Pinking shears are special shears with zig-zag shaped blades. Their purpose is to create decorative seam finishes or hems of non-woven fabric (see the images below).
This post will answer these questions:
- How to cut with pinking shears?
- Can I use pinking shears to cut woven fabric?
- How to finish edges of woven fabric with pinking shears?
- How to finish edges of knit fabric with pinking shears?
How to cut with pinking shears?
There is nothing special about using these shears. If you decide to use these, you just cut the fabric the same way as with classic shears.
Can cut woven fabric with these shears?
Yes, you can, but the fabric will fray anyway as pinking does not prevent woven fabrics from fraying. It does not really matter whether you cut the fabric on the length grain, cross grain or bias (see the images and scheme below).
How to finish edges of woven fabric?
You can use this method to finish edges on firmly woven fabric that does not fray too badly in the following way:
Stitch along the fabric about 0,5 cm (about 1/4 inch) from its edge (see the image below).
Pink along these stitches (see the image below).
The edges of the fabric pieces should look like this (see the image below):
Sew the pattern pieces with finished edges together and press the seams open. The result is nice and flat (see the image below).
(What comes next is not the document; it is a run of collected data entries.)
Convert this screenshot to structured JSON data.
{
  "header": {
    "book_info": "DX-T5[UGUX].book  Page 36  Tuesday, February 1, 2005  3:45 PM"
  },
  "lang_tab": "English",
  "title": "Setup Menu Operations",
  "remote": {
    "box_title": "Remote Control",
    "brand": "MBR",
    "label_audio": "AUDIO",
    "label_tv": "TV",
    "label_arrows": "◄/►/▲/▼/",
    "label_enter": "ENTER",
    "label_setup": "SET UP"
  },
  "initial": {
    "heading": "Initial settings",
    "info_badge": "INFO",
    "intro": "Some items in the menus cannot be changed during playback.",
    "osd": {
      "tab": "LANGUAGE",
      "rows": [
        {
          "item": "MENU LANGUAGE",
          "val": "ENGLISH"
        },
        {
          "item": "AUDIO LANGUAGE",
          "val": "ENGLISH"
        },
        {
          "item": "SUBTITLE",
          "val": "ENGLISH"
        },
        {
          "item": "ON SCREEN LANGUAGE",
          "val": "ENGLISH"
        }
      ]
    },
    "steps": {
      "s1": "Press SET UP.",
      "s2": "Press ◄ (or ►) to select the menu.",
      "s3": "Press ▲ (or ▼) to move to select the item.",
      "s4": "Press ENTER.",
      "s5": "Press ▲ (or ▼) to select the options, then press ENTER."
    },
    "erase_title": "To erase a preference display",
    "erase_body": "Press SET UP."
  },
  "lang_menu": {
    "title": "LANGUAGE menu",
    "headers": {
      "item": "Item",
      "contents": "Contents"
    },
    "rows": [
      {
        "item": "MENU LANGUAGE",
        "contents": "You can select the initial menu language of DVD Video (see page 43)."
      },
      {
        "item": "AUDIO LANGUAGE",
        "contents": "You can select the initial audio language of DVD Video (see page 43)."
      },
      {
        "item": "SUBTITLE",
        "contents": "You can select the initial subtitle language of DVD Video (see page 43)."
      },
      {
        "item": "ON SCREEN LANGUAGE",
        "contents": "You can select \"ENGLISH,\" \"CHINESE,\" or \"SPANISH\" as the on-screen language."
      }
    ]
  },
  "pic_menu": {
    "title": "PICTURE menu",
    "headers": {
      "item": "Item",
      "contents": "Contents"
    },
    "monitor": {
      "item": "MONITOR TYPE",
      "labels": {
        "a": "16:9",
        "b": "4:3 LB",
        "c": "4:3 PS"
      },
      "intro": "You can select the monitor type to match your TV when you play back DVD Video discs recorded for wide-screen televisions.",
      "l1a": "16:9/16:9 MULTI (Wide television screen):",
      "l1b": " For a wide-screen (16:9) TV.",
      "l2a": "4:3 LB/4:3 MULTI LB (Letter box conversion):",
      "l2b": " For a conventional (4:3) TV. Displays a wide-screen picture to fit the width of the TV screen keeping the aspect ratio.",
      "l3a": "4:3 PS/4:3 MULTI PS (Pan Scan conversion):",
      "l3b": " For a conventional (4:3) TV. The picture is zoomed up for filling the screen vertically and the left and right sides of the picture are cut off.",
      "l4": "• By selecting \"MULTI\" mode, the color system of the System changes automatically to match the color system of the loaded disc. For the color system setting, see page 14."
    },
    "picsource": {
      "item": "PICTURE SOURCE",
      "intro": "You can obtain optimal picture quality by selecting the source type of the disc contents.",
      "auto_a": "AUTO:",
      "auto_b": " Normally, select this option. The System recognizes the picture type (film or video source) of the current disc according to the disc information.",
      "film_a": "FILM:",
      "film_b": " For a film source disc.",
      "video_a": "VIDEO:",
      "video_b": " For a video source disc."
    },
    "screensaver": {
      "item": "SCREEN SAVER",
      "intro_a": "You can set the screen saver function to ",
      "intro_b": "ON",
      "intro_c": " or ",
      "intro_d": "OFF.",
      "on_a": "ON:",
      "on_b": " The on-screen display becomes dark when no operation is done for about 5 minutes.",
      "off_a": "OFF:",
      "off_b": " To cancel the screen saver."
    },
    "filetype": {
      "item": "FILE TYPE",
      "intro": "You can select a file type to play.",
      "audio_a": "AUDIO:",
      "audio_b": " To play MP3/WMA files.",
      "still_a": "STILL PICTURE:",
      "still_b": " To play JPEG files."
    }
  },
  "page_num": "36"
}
However, I do not recommend to apply this method for loosely woven fabrics.
How to finish edges of knit fabric?
Use pinking if you want to create decorative seam finishes or hems of non-woven fabrics. These fabrics do not fray even if they are cut straight. Therefore, cutting them with these ‘special’ shears has a purely decorative purpose. In the image below, you can see a scrap of knit cotton jersey fabric cut with both classic and with pinking shears. There are no frays on either side of the cloth.
Pinging shears use? Why not? Yet, do not have false expectations and only use when it makes sense.